Bloodied but not beaten, Mousasi walked away with the unanimous decision win but almost lost his eye in the process. The multi-promotion champion and former UFC middleweight contender told Luke Thomas all the gory details and admitted that he is concerned about his long-term health.
“People didn’t see what happened after [the Shlemenko] fight,” Mousasi said on a recent edition of The MMA Hour, per MMA Fighting’s Jose Youngs. “I was in a hospital. I couldn’t move and I didn’t know if I lose my eye or not. People didn’t see those parts. I didn’t know [if I lost my eye] because the doctors were talking. My eye was shut. They didn’t know what was wrong with my eye. So for a long time I was in the dark. So we didn’t know. Thank god it was no serious injury to the eye. But yeah, I can’t fight like that. I want to make money but I want to end up healthy. I don’t want to be a retard after three [fights].

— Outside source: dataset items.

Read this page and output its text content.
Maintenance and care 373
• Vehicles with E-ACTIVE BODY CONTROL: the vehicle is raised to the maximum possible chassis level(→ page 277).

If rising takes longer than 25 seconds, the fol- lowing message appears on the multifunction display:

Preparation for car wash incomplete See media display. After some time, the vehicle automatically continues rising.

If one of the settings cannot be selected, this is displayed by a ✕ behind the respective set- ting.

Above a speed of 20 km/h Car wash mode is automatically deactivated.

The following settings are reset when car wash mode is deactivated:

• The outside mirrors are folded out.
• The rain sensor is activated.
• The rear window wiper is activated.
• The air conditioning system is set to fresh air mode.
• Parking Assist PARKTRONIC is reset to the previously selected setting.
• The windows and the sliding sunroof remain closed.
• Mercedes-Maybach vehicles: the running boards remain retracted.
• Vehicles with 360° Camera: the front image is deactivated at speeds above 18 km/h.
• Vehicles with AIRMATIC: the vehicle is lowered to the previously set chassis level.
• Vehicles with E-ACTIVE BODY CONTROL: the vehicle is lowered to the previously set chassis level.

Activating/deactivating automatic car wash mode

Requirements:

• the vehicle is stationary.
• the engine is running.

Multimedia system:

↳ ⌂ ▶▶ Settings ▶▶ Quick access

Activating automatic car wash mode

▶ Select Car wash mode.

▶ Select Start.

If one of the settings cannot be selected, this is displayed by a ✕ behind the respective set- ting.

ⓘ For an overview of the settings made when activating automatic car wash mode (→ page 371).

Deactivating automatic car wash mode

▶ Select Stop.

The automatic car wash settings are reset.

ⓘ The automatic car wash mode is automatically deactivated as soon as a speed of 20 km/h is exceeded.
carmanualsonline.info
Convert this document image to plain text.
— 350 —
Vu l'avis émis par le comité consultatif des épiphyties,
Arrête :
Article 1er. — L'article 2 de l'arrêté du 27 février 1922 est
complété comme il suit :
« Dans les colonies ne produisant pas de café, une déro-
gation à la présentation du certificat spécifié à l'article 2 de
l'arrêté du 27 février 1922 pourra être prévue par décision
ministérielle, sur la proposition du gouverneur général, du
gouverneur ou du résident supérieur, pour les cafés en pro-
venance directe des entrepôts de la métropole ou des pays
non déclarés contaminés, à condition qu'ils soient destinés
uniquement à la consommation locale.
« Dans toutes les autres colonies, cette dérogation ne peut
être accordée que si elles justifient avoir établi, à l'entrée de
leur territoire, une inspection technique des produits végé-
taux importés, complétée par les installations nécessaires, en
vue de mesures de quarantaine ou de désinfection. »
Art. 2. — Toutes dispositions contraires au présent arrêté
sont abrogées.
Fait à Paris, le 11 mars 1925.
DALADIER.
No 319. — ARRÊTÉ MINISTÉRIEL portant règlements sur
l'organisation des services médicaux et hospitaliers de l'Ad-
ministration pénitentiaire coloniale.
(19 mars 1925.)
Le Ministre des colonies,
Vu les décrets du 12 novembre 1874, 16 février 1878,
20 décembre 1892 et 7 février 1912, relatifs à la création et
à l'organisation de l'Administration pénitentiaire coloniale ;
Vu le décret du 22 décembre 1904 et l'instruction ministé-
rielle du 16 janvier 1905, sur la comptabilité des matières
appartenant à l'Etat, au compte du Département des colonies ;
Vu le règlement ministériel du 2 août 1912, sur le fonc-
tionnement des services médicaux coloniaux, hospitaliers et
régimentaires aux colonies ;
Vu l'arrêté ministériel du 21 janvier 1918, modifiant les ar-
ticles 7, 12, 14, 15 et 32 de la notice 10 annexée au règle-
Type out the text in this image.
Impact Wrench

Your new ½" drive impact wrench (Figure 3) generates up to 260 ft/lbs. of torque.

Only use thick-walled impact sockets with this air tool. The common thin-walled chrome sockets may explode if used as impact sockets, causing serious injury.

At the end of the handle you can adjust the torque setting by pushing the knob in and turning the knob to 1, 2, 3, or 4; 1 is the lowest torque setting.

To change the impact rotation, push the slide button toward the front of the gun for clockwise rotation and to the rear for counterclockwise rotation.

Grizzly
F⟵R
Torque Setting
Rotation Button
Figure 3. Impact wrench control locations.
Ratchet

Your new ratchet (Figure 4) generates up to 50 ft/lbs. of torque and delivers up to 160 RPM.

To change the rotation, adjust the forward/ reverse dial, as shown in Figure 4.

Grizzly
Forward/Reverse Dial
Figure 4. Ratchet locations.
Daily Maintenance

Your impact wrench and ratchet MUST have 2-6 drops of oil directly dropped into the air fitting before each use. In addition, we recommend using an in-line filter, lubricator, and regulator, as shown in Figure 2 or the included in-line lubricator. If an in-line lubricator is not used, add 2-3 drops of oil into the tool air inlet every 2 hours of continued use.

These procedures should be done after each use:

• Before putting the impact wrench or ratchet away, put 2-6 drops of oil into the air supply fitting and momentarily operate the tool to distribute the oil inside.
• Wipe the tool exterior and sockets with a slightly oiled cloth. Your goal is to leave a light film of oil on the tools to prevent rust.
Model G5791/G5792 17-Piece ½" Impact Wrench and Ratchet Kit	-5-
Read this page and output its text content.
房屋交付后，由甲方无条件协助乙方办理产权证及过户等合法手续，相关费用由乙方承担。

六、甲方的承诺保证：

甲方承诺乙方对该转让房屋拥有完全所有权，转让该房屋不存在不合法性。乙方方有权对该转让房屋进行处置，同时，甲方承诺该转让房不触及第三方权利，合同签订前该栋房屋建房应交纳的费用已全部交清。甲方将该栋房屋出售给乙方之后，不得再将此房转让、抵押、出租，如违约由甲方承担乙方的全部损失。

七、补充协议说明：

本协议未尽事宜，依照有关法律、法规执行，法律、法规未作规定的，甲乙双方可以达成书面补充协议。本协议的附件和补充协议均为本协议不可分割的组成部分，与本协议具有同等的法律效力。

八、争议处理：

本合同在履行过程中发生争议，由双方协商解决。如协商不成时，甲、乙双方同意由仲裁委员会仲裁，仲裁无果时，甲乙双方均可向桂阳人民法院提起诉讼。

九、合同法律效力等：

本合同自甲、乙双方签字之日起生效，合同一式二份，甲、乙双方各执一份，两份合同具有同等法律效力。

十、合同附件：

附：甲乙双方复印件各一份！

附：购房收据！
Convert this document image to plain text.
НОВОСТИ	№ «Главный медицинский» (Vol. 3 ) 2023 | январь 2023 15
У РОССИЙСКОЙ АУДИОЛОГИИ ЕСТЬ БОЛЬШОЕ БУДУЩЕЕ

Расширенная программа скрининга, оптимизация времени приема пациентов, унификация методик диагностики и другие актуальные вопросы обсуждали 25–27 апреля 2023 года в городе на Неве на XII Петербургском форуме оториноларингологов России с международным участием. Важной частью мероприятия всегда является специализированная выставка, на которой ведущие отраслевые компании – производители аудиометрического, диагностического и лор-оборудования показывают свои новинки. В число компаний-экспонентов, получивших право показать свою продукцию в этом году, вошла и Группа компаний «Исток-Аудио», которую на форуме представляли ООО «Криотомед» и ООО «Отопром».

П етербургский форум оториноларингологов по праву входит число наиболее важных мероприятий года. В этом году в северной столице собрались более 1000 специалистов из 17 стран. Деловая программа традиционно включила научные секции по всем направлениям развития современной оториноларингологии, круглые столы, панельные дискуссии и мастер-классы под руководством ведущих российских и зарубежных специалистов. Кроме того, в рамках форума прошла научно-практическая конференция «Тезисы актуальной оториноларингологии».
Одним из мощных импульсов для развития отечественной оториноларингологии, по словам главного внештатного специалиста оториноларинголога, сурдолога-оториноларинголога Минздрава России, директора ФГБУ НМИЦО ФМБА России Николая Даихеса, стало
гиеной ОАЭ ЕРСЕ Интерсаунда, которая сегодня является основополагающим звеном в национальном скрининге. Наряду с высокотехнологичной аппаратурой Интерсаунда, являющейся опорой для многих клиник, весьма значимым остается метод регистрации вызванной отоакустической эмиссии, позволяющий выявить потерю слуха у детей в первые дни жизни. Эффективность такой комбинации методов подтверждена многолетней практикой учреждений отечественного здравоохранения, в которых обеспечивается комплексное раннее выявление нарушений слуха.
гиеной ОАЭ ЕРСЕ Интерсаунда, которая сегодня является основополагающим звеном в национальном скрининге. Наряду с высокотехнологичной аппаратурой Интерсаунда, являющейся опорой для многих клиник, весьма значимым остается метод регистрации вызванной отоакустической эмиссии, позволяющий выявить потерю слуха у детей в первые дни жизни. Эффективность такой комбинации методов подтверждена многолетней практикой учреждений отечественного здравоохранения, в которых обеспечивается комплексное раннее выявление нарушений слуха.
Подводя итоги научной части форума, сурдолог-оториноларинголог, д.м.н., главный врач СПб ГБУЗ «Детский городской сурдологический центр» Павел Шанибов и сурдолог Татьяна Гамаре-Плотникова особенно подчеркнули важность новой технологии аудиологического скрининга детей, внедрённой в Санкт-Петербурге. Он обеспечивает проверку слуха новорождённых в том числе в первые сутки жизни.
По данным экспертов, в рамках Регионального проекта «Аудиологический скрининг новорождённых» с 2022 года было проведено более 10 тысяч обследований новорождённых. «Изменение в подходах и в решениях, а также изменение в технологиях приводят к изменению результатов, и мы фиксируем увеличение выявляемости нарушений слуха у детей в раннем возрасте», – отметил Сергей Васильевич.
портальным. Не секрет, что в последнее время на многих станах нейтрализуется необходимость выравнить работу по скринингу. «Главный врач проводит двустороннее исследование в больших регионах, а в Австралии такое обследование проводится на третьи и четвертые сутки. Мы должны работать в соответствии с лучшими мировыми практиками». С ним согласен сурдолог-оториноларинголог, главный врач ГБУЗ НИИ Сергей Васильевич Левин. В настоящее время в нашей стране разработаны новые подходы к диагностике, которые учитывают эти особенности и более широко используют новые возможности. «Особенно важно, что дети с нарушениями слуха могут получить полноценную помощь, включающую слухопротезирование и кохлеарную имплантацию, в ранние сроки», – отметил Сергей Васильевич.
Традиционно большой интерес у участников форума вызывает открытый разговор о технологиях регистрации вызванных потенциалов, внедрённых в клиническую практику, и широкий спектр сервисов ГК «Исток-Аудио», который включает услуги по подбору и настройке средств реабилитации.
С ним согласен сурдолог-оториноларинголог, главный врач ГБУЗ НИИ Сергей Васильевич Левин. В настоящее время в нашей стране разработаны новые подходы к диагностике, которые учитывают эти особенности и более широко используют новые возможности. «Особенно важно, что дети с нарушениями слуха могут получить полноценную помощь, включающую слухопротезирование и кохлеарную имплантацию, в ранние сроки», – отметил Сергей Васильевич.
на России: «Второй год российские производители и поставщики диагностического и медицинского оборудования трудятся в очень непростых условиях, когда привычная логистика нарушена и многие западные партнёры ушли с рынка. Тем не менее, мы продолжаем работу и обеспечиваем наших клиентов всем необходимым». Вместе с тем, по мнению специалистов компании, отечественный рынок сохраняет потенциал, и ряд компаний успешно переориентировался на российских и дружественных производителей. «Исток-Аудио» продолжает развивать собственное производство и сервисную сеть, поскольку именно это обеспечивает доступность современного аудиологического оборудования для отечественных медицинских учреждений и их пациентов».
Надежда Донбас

“Normally I don’t take any damage,” he continued. “But, like I said, if you fight 100 times, eventually you’re going to see a punch that you’re not going to see or it’s going to land in the wrong place. That’s what happened. [Shlemenko] got me in the first minute and s—t happens.”
With just three fights left on his Bellator contract, the reigning middleweight champion is thinking about hanging up the gloves in the near-future. With that said, Mousasi could be tempted to continue defending his title if he avoids taking any significant damage in his next three bouts.
“If I have wins like [at Bellator 206] and I don’t take damage and I’m just winning without any damage without any injury, of course I could go another three fights,” said Mousasi. “But to be honest I’m looking to see how the next three fights will go and then to be honest, I’ll quit, yeah.”
If he does retire, Mousasi will be remembered as one of the greatest middleweights of all-time. The Iranian-born fighter holds wins over the likes of Dan Henderson, Chris Weidman, Vitor Belfort and even former UFC heavyweight title challenger Mark Hunt. Unlike most fighters, however, Mousasi doesn’t care about legacy – he just wanted to win fights and make money.
“I really don’t care,” Mousasi said about his legacy. “My goal was never to be the best. I always wanted to make my money, and, of course, I always wanted to win my fight. Because if you keep winning, people got to say ‘yeah, he is the best middleweight.’ But to be honest I don’t care.”